Find search engine spiders from site IIS log favorites

Source: Internet
Author: User
Keywords IIS Spider Activity
Tags activity address analysis can make content course example file


Absrtact: In the site optimization process is not to say that all the site problems can be directly from the Webmaster tools to get information, often webmaster tools to get information are in the site after the problem can be detected. As a seoer, we need to learn more about the site



In the site optimization process is not to say that all the site problems can be directly from the Webmaster tools to get information, often webmaster tools to information is in the site after the problem can be detected. As a seoer, we need to learn the hidden information of the site. For example, what is the effect of the chain in the past few days? What are the areas where our content is more susceptible to search engine spiders? Search engine spiders for our site's crawling positive degree? And so on, these are some of the key messages that are hidden in the site's content department. This information is difficult to analyze through webmaster tools. This information can be found in our site IIS log to find the answer.



One: Why IIS logs are so important in analyzing site recessive information



1: By this diary we can more clearly analyze search engine spiders crawling information on the site, this information contains spiders crawling route and crawl depth. Through these data information, we can analyze the recent construction of the external chain effect. Because we know the chain is like a spider crawling spider silk, if the chain construction of good words, spiders crawling naturally frequent, and we can record from which "entrance" into the spider's frequency is high.



2: The content of the site to update the spider crawling with a certain relationship, generally as long as we update the stability of frequent, spiders will crawl more frequently. We can use the log in the spider visit frequency of the site content update frequency to make a fine tune.



3: Through the log we can find some of the problems of space, these failures may be some webmaster tools can not detect.

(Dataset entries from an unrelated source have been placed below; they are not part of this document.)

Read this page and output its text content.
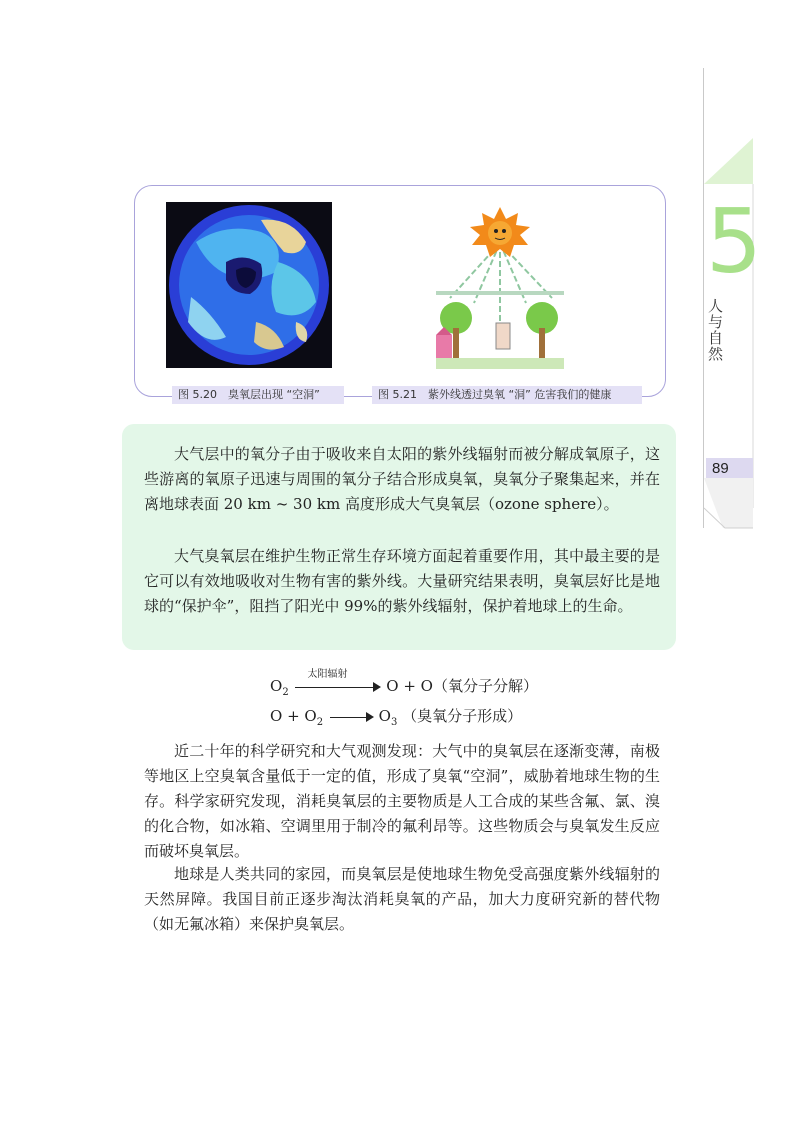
5
人与自然
89
图 5.20　臭氧层出现 “空洞”	图 5.21　紫外线透过臭氧 “洞” 危害我们的健康
大气层中的氧分子由于吸收来自太阳的紫外线辐射而被分解成氧原子，这些游离的氧原子迅速与周围的氧分子结合形成臭氧，臭氧分子聚集起来，并在离地球表面 20 km ~ 30 km 高度形成大气臭氧层（ozone sphere）。
大气臭氧层在维护生物正常生存环境方面起着重要作用，其中最主要的是它可以有效地吸收对生物有害的紫外线。大量研究结果表明，臭氧层好比是地球的“保护伞”，阻挡了阳光中 99%的紫外线辐射，保护着地球上的生命。
$O_2$
太阳辐射
O + O（氧分子分解）
$O + O_2$	$O_3$ （臭氧分子形成）
近二十年的科学研究和大气观测发现：大气中的臭氧层在逐渐变薄，南极等地区上空臭氧含量低于一定的值，形成了臭氧“空洞”，威胁着地球生物的生存。科学家研究发现，消耗臭氧层的主要物质是人工合成的某些含氟、氯、溴的化合物，如冰箱、空调里用于制冷的氟利昂等。这些物质会与臭氧发生反应而破坏臭氧层。
地球是人类共同的家园，而臭氧层是使地球生物免受高强度紫外线辐射的天然屏障。我国目前正逐步淘汰消耗臭氧的产品，加大力度研究新的替代物（如无氟冰箱）来保护臭氧层。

For example, the near-stage very hot orange space because the technician mistakenly caused the space shielding Baidu spider events, if the webmaster analysis of the space log in advance, may be found this error.



Second: How to obtain the log file and the matters needing attention



1: To obtain the log file our space needs to have the function of IIS logging, if our space has this function, the general log file will be recorded in the Weblog folder, we can directly from this folder to download our site log files.

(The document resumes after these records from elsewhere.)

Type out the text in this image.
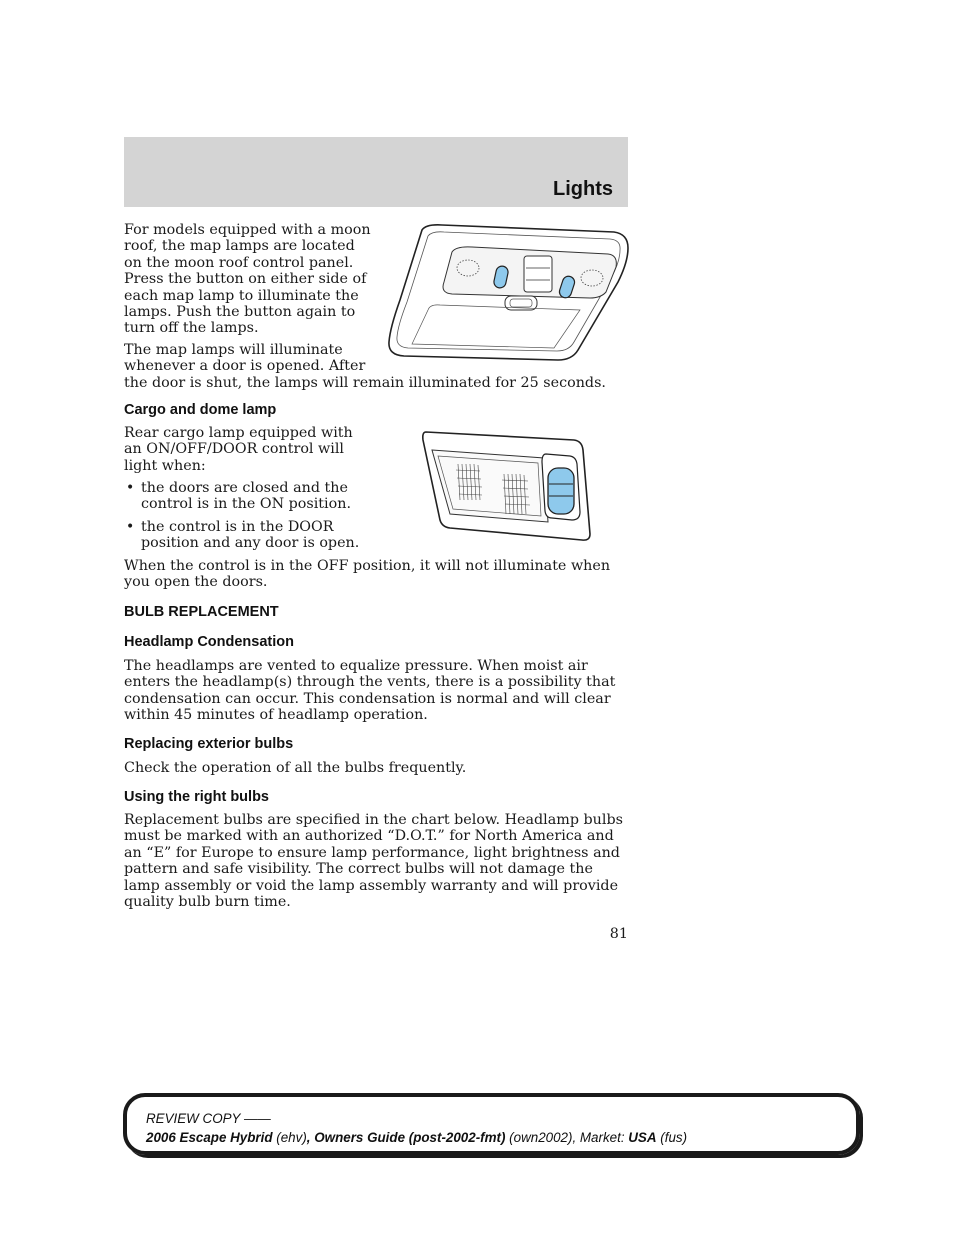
Lights

For models equipped with a moon roof, the map lamps are located on the moon roof control panel. Press the button on either side of each map lamp to illuminate the lamps. Push the button again to turn off the lamps.

The map lamps will illuminate
whenever a door is opened. After
the door is shut, the lamps will remain illuminated for 25 seconds.
Cargo and dome lamp

Rear cargo lamp equipped with an ON/OFF/DOOR control will light when:

• the doors are closed and the control is in the ON position.
• the control is in the DOOR position and any door is open.

When the control is in the OFF position, it will not illuminate when you open the doors.

BULB REPLACEMENT
Headlamp Condensation

The headlamps are vented to equalize pressure. When moist air enters the headlamp(s) through the vents, there is a possibility that condensation can occur. This condensation is normal and will clear within 45 minutes of headlamp operation.

Replacing exterior bulbs

Check the operation of all the bulbs frequently.

Using the right bulbs

Replacement bulbs are specified in the chart below. Headlamp bulbs must be marked with an authorized “D.O.T.” for North America and an “E” for Europe to ensure lamp performance, light brightness and pattern and safe visibility. The correct bulbs will not damage the lamp assembly or void the lamp assembly warranty and will provide quality bulb burn time.

81
REVIEW COPY ——
2006 Escape Hybrid (ehv), Owners Guide (post-2002-fmt) (own2002), Market: USA (fus)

2: In the use of this function we need to pay attention to the creation of log time settings, the author's suggestion is if the site is a small site can make it one day, if it is relatively large site we can make it hourly updates, lest the resulting file appears too large.

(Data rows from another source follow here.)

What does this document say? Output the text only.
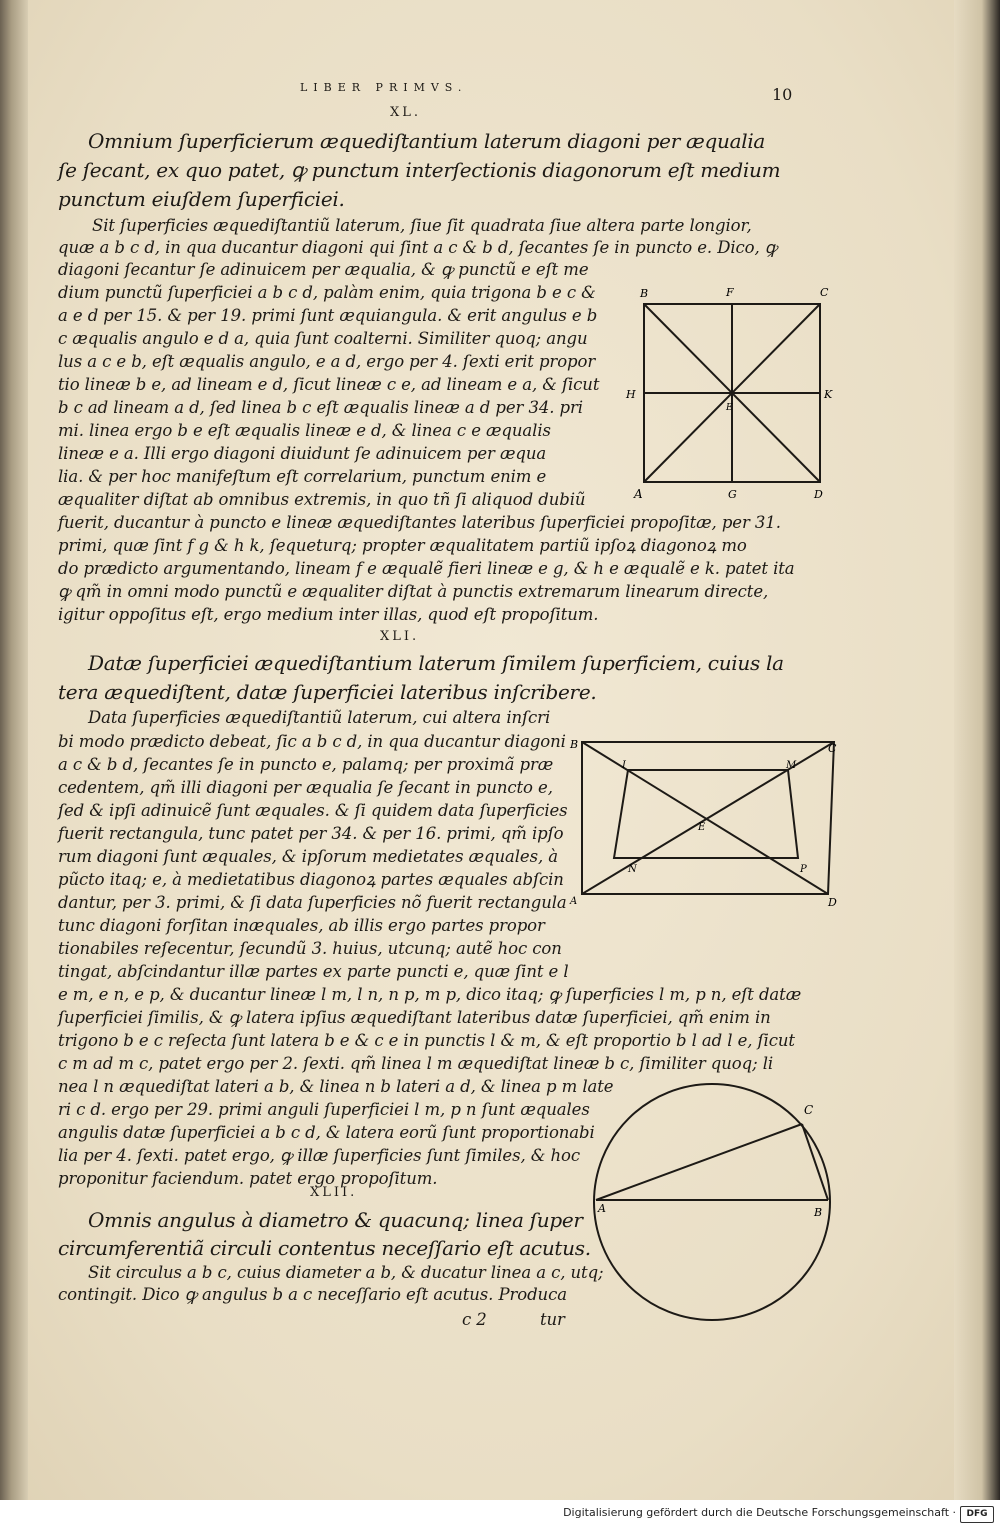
LIBER PRIMVS.	10
XL.
Omnium ſuperficierum æquediſtantium laterum diagoni per æqualia
ſe ſecant, ex quo patet, ꝙ punctum interſectionis diagonorum eſt medium
punctum eiuſdem ſuperficiei.
Sit ſuperficies æquediſtantiũ laterum, ſiue ſit quadrata ſiue altera parte longior,
quæ a b c d, in qua ducantur diagoni qui ſint a c & b d, ſecantes ſe in puncto e. Dico, ꝙ
diagoni ſecantur ſe adinuicem per æqualia, & ꝙ punctũ e eſt me
dium punctũ ſuperficiei a b c d, palàm enim, quia trigona b e c &
a e d per 15. & per 19. primi ſunt æquiangula. & erit angulus e b
c æqualis angulo e d a, quia ſunt coalterni. Similiter quoq; angu
lus a c e b, eſt æqualis angulo, e a d, ergo per 4. ſexti erit propor
tio lineæ b e, ad lineam e d, ſicut lineæ c e, ad lineam e a, & ſicut
b c ad lineam a d, ſed linea b c eſt æqualis lineæ a d per 34. pri
mi. linea ergo b e eſt æqualis lineæ e d, & linea c e æqualis
lineæ e a. Illi ergo diagoni diuidunt ſe adinuicem per æqua
lia. & per hoc manifeſtum eſt correlarium, punctum enim e
æqualiter diſtat ab omnibus extremis, in quo tñ ſi aliquod dubiũ
fuerit, ducantur à puncto e lineæ æquediſtantes lateribus ſuperficiei propoſitæ, per 31.
primi, quæ ſint f g & h k, ſequeturq; propter æqualitatem partiũ ipſoꝝ diagonoꝝ mo
do prædicto argumentando, lineam f e æqualẽ fieri lineæ e g, & h e æqualẽ e k. patet ita
ꝙ qm̃ in omni modo punctũ e æqualiter diſtat à punctis extremarum linearum directe,
igitur oppoſitus eſt, ergo medium inter illas, quod eſt propoſitum.
B	F	C
H	K
E
A	G	D
XLI.
Datæ ſuperficiei æquediſtantium laterum ſimilem ſuperficiem, cuius la
tera æquediſtent, datæ ſuperficiei lateribus inſcribere.
Data ſuperficies æquediſtantiũ laterum, cui altera inſcri
bi modo prædicto debeat, ſic a b c d, in qua ducantur diagoni
a c & b d, ſecantes ſe in puncto e, palamq; per proximã præ
cedentem, qm̃ illi diagoni per æqualia ſe ſecant in puncto e,
ſed & ipſi adinuicẽ ſunt æquales. & ſi quidem data ſuperficies
fuerit rectangula, tunc patet per 34. & per 16. primi, qm̃ ipſo
rum diagoni ſunt æquales, & ipſorum medietates æquales, à
pũcto itaq; e, à medietatibus diagonoꝝ partes æquales abſcin
dantur, per 3. primi, & ſi data ſuperficies nõ fuerit rectangula
tunc diagoni forſitan inæquales, ab illis ergo partes propor
tionabiles reſecentur, ſecundũ 3. huius, utcunq; autẽ hoc con
tingat, abſcindantur illæ partes ex parte puncti e, quæ ſint e l
e m, e n, e p, & ducantur lineæ l m, l n, n p, m p, dico itaq; ꝙ ſuperficies l m, p n, eſt datæ
ſuperficiei ſimilis, & ꝙ latera ipſius æquediſtant lateribus datæ ſuperficiei, qm̃ enim in
trigono b e c reſecta ſunt latera b e & c e in punctis l & m, & eſt proportio b l ad l e, ſicut
c m ad m c, patet ergo per 2. ſexti. qm̃ linea l m æquediſtat lineæ b c, ſimiliter quoq; li
nea l n æquediſtat lateri a b, & linea n b lateri a d, & linea p m late
ri c d. ergo per 29. primi anguli ſuperficiei l m, p n ſunt æquales
angulis datæ ſuperficiei a b c d, & latera eorũ ſunt proportionabi
lia per 4. ſexti. patet ergo, ꝙ illæ ſuperficies ſunt ſimiles, & hoc
proponitur faciendum. patet ergo propoſitum.
B	C
I	M
E
N	P
A	D
XLII.
Omnis angulus à diametro & quacunq; linea ſuper
circumferentiã circuli contentus neceſſario eſt acutus.
Sit circulus a b c, cuius diameter a b, & ducatur linea a c, utq;
contingit. Dico ꝙ angulus b a c neceſſario eſt acutus. Produca
c 2	tur
C
A	B
Digitalisierung gefördert durch die Deutsche Forschungsgemeinschaft ·	DFG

Three: How to analyze and interpret spider behavior



We can notepad the way to open our site log files, using Notepad search function search Baidu and Google spiders, respectively, are Baiduspider and Googlebot.









Baidu Spider









Google Spider



We can analyze it in sections:



2012-04-5 00:47:10 was in this event dot Spider crawled into our site



116.255.109.63 This IP refers to our site



Get immediately followed by the spider crawling page, from this side we can understand what our recent pages have been crawled.



220.187.51.144 This IP search engine spider IP Address, of course this side may appear true or false two kinds of address. So how do we know if this address is true or is it a spider or a disguise? The author of this article to share a small method of their own, we can open a command window, in the window to execute nslookup+ This so-called spider's address. Join is the real spider, then there will be their own server, conversely, it is unable to find information.









Real spiders









Fake spider



So why is there a fake spider in the log? The reason is that there are other sites pseudo spiders to crawl crawl your site content. If let these false spiders rampage, will have a certain impact on the site's server consumption. We can use this method to find and block them, of course, we still need to deal with carefully, otherwise the true spider shut out is not good.



200 0 0 represents the normal status code of the Web page, and of course there are other different values of the status code, such as 500 indicates the server timeout and so on. We can use these status codes to analyze the recent performance of the site space.



We can analyze some of the most frequented pages in the log file, record them, and find out why the spiders favor the internal and external causes.



As a webmaster Most people may be familiar with those intuitive data such as flow, collection, chain analysis, and so on log file analysis may be unfamiliar. But the log is very important to the site, I hope this article can help you better analysis of log files.





Related Article

Contact Us

The content source of this page is from Internet, which doesn't represent Alibaba Cloud's opinion; products and services mentioned on that page don't have any relationship with Alibaba Cloud. If the content of the page makes you feel confusing, please write us an email, we will handle the problem within 5 days after receiving your email.

If you find any instances of plagiarism from the community, please send an email to: info-contact@alibabacloud.com and provide relevant evidence. A staff member will contact you within 5 working days.

A Free Trial That Lets You Build Big!

Start building with 50+ products and up to 12 months usage for Elastic Compute Service

  • Sales Support

    1 on 1 presale consultation

  • After-Sales Support

    24/7 Technical Support 6 Free Tickets per Quarter Faster Response

  • Alibaba Cloud offers highly flexible support services tailored to meet your exact needs.